Consigli pratici per organizzare un viaggio negli USA durante un grande evento
Il primo consiglio è semplice: prenota prima l’alloggio, poi il resto. Negli Stati Uniti gli hotel cambiano prezzo molto in fretta nei periodi di alta domanda, e spesso una buona posizione ti fa risparmiare più di quanto immagini in taxi, tempi morti e stress.
Il secondo è controllare sempre le regole di accesso del singolo evento. Negli stadi e nelle arene le politiche su borse, batterie esterne, fotocamere, cibo e bottiglie possono essere molto rigide. Anche gli orari dei varchi cambiano. Per eventi sportivi e grandi festival conviene arrivare prima, soprattutto se ci sono controlli di sicurezza importanti.

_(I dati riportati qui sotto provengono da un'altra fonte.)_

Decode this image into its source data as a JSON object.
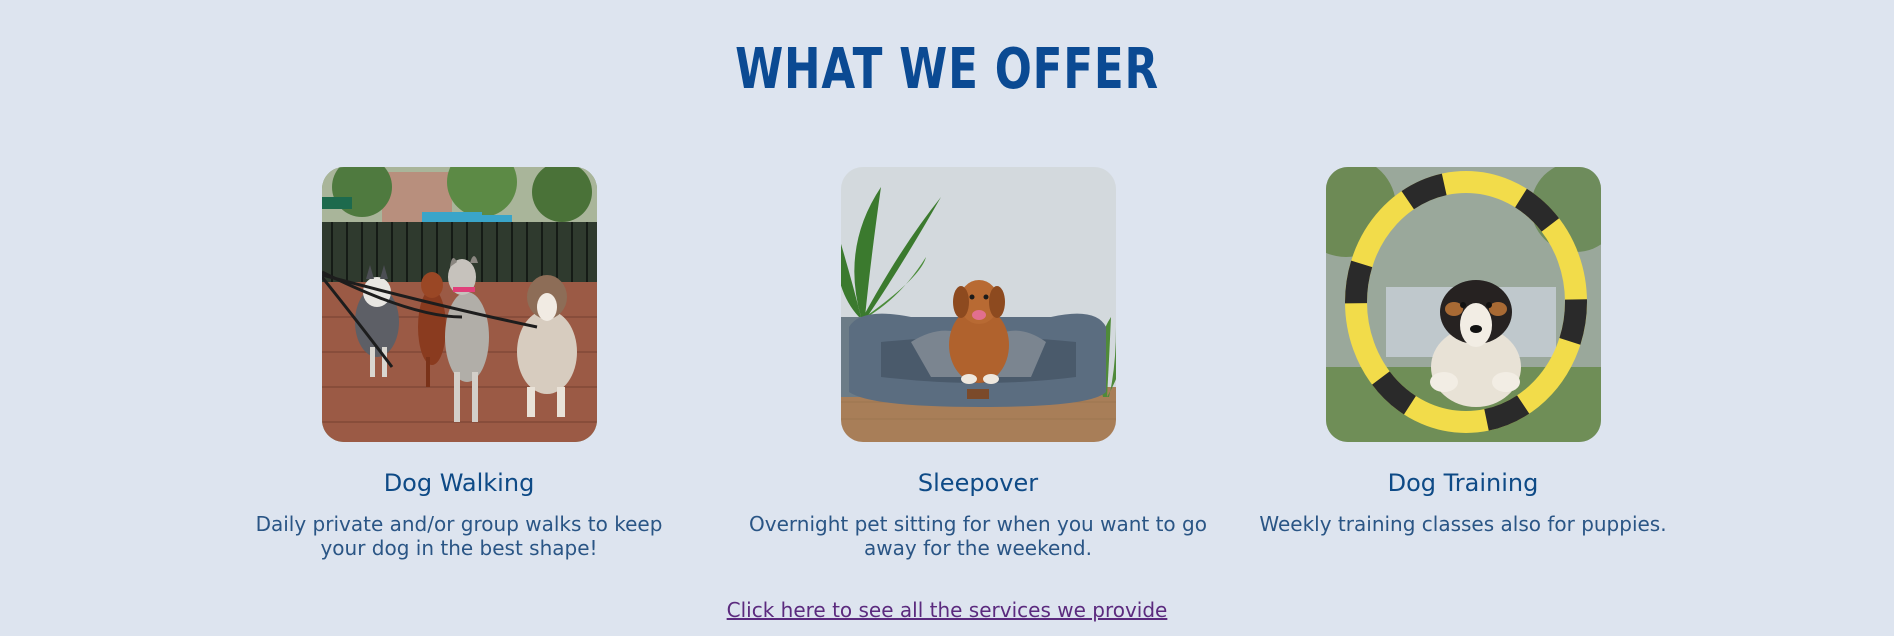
{
  "section": {
    "title": "WHAT WE OFFER"
  },
  "services": [
    {
      "title": "Dog Walking",
      "description": "Daily private and/or group walks to keep your dog in the best shape!",
      "image": "dogs-on-leash-photo"
    },
    {
      "title": "Sleepover",
      "description": "Overnight pet sitting for when you want to go away for the weekend.",
      "image": "dog-in-bed-photo"
    },
    {
      "title": "Dog Training",
      "description": "Weekly training classes also for puppies.",
      "image": "dog-jumping-through-hoop-photo"
    }
  ],
  "footer_link": {
    "label": "Click here to see all the services we provide"
  },
  "colors": {
    "background": "#dde4ef",
    "heading": "#0b4a93",
    "card_title": "#0e4a86",
    "body_text": "#2a5585",
    "link": "#5b2a7e"
  }
}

Attenzione poi ai trasporti: durante maratone, parate e celebrazioni nazionali, strade chiuse, deviazioni e metro affollate sono la normalità. Nelle grandi città quasi sempre conviene appoggiarsi ai mezzi pubblici; in contesti più dispersi, come alcuni festival o autodromi, è fondamentale capire in anticipo dove si parcheggia e se esistono navette ufficiali.
Per il budget, considera sempre che negli USA il prezzo finale non coincide quasi mai con quello “visto al primo colpo”. Tra tasse locali, eventuali resort fee, parcheggi e mance, il totale sale. Meglio mettere in conto un margine. E se viaggi durante periodi come Thanksgiving, Capodanno o il 4 luglio, tieni presente che anche i voli interni possono aumentare parecchio.
Infine, se il viaggio prevede ingresso negli Stati Uniti o altre formalità internazionali, prima di partire controlla sempre la situazione aggiornata su viaggiaresicuri.it e sui siti ufficiali competenti: documenti, regole d’ingresso e indicazioni sanitarie possono cambiare.
Domande frequenti
Qual è il periodo migliore per vedere eventi negli Stati Uniti?
Dipende da cosa cerchi. La primavera è ottima per festival e fioriture, l’estate per concerti e celebrazioni patriottiche, l’autunno per maratone, sport e Halloween, mentre l’inverno è perfetto se sogni Natale a New York o il Capodanno americano.
Serve comprare sempre un biglietto?
No. Alcuni eventi richiedono ticket difficili da ottenere, ma molte delle esperienze più belle si vivono anche fuori: parate, fan zone, maxischermi, strade decorate, eventi collaterali e quartieri in festa. A volte è proprio questa la parte più divertente del viaggio.
Quanto anticipo serve per prenotare?
Per eventi molto richiesti come Super Bowl, Comic-Con, Coachella, Mardi Gras o NYC Marathon, l’ideale è muoversi con diversi mesi di anticipo. Se viaggi in date molto popolari, aspettare troppo significa quasi sempre pagare di più e avere meno scelta nelle zone migliori.
Seguire il calendario degli eventi americani è uno dei modi più belli per costruire un viaggio con un’anima precisa. Basta scegliere il momento giusto, la città giusta e una base comoda: il resto, molto spesso, lo fa l’energia degli Stati Uniti.